Effects of the sulfonylureas, glinides, 5-hydroxydecanoate, and staurosporine on cell viability in HEK293 cells transfected with the KATP channel subunits. The drug effects on cell viability were investigated in not transfected HEK293 cells or in cells that were expressing the Kir6.2ΔC36, Kir6.2+SUR1, and Kir6.2+SUR2A channel subunits. The cells were incubated for 24 h in the presence of glibenclamide (Glib.), glimepiride (Glimep.), repaglinide (Repa.), nateglinide (Nate.) (10–100 × 10⁻⁶ mol/L), tolbutamide (Tolb.) (500 × 10⁻⁶ mol/L), 5-hydroxydecanoate (5-HD) (500 × 10⁻⁶ mol/L), and staurosporine (STAU.) (2 × 10⁻⁶ mol/L) solutions under 5% CO₂–95% O₂ atmosphere for the maintenance of aerobic conditions, at 37°C. The cell viability was evaluated in the presence of the drugs using the Cell-Counting Kit-8 and expressed as% changes of cell viability with respect to the controls.
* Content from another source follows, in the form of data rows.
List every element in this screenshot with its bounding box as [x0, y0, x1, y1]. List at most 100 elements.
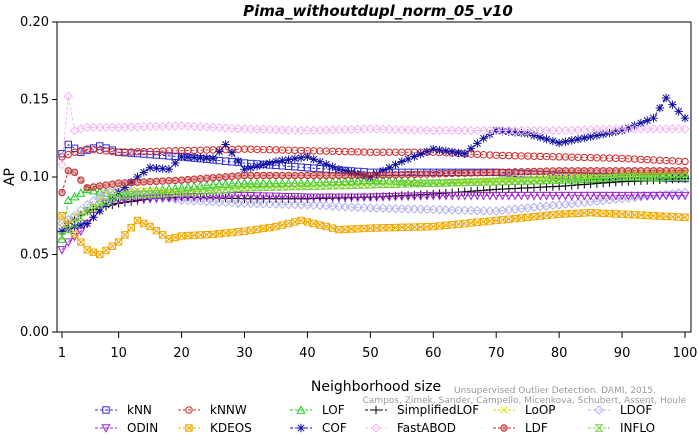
data-point-cof	[536, 133, 545, 142]
data-point-odin	[541, 191, 552, 201]
data-point-ldf	[146, 177, 154, 186]
data-point-cof	[265, 158, 274, 168]
data-point-ldf	[517, 168, 526, 176]
data-point-ldof	[290, 199, 300, 210]
data-point-odin	[642, 191, 652, 201]
data-point-inflo	[472, 178, 482, 186]
data-point-cof	[164, 165, 174, 174]
data-point-inflo	[605, 173, 614, 182]
data-point-ldf	[64, 167, 72, 175]
y-tick-label: 0.20	[20, 15, 49, 30]
data-point-fastabod	[157, 121, 168, 132]
data-point-lof	[252, 178, 262, 187]
data-point-inflo	[466, 178, 476, 186]
data-point-kdeos	[228, 228, 236, 237]
data-point-fastabod	[220, 123, 231, 133]
series-ldf	[58, 167, 689, 197]
series-odin	[57, 191, 690, 255]
data-point-odin	[680, 191, 690, 201]
data-point-ldf	[479, 168, 488, 177]
legend-marker-loop	[500, 406, 508, 414]
data-point-ldof	[227, 198, 237, 208]
data-point-inflo	[296, 182, 306, 191]
data-point-fastabod	[183, 121, 193, 131]
y-tick-label: 0.10	[20, 170, 49, 185]
watermark-line-1: Unsupervised Outlier Detection. DAMI, 20…	[454, 386, 656, 396]
data-point-ldf	[96, 182, 104, 190]
data-point-ldof	[447, 205, 457, 215]
data-point-cof	[208, 154, 218, 163]
data-point-fastabod	[258, 124, 269, 135]
data-point-cof	[403, 154, 413, 164]
data-point-inflo	[441, 179, 451, 187]
data-point-kdeos	[310, 219, 318, 228]
data-point-kdeos	[360, 224, 368, 233]
data-point-odin	[535, 191, 545, 201]
data-point-fastabod	[472, 125, 483, 136]
watermark: Unsupervised Outlier Detection. DAMI, 20…	[363, 386, 687, 406]
data-point-inflo	[76, 213, 86, 221]
data-point-ldf	[215, 173, 224, 182]
series-cof	[57, 93, 690, 236]
data-point-fastabod	[290, 125, 300, 135]
data-point-fastabod	[227, 123, 237, 134]
data-point-odin	[158, 194, 168, 203]
series-fastabod	[57, 91, 690, 170]
data-point-ldf	[656, 167, 664, 175]
data-point-lof	[88, 185, 99, 195]
data-point-ldf	[379, 171, 387, 179]
data-point-odin	[655, 191, 665, 201]
data-point-fastabod	[120, 122, 130, 132]
data-point-inflo	[139, 190, 149, 199]
data-point-ldof	[233, 198, 243, 208]
data-point-fastabod	[403, 125, 413, 135]
data-point-odin	[460, 191, 470, 201]
data-point-ldof	[397, 204, 407, 214]
data-point-inflo	[158, 189, 168, 198]
data-point-cof	[234, 156, 243, 166]
data-point-ldf	[649, 167, 658, 175]
data-point-cof	[447, 147, 457, 157]
data-point-odin	[176, 193, 187, 202]
data-point-fastabod	[189, 121, 199, 132]
data-point-ldf	[637, 167, 645, 175]
data-point-kdeos	[492, 216, 500, 225]
data-point-ldf	[398, 170, 406, 179]
series-line-inflo	[61, 176, 685, 237]
data-point-ldf	[303, 171, 312, 180]
data-point-cof	[598, 130, 608, 139]
data-point-cof	[202, 153, 211, 163]
data-point-ldf	[372, 171, 381, 179]
data-point-inflo	[561, 176, 570, 184]
data-point-fastabod	[623, 124, 634, 134]
data-point-odin	[283, 192, 294, 202]
data-point-lof	[372, 175, 382, 185]
data-point-ldof	[340, 202, 350, 212]
x-tick-label: 1	[58, 346, 66, 361]
data-point-ldf	[643, 167, 651, 175]
data-point-ldf	[247, 171, 255, 180]
data-point-inflo	[252, 183, 262, 192]
data-point-ldof	[466, 205, 476, 216]
data-point-kdeos	[486, 217, 494, 225]
data-point-kdeos	[177, 232, 186, 240]
data-point-fastabod	[667, 124, 678, 134]
data-point-fastabod	[466, 125, 476, 136]
data-point-inflo	[183, 188, 193, 196]
data-point-cof	[366, 172, 375, 182]
data-point-fastabod	[101, 122, 111, 133]
data-point-cof	[95, 206, 104, 216]
data-point-ldf	[347, 171, 356, 180]
data-point-odin	[183, 193, 193, 202]
data-point-ldof	[409, 204, 420, 214]
data-point-fastabod	[655, 124, 665, 134]
data-point-inflo	[542, 176, 551, 185]
legend-label-knnw: kNNW	[210, 403, 247, 417]
data-point-lof	[353, 175, 363, 185]
data-point-cof	[296, 153, 306, 162]
data-point-odin	[390, 192, 401, 202]
data-point-kdeos	[272, 222, 280, 231]
data-point-cof	[284, 155, 293, 164]
data-point-fastabod	[680, 124, 690, 134]
data-point-ldf	[240, 171, 249, 180]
The glibenclamide and repaglinide exerted a mild cytotoxicity in cells transfected with SUR1-KIR6.2 leading to a reduction in the cell viability of about 18–20% in our experimental condition. In contrast, no effects of the drugs were observed in the cell line expressing the SUR2A-Kir6.2 subunits. The observed effects of the drugs in the not transfected cells and in Kir6.2ΔC36-HEK293 cells in the absence of SUR subunits can be related with off-target effects. The data (*) were significantly different with respect to the controls (P < 0.05) as determined by student t-test.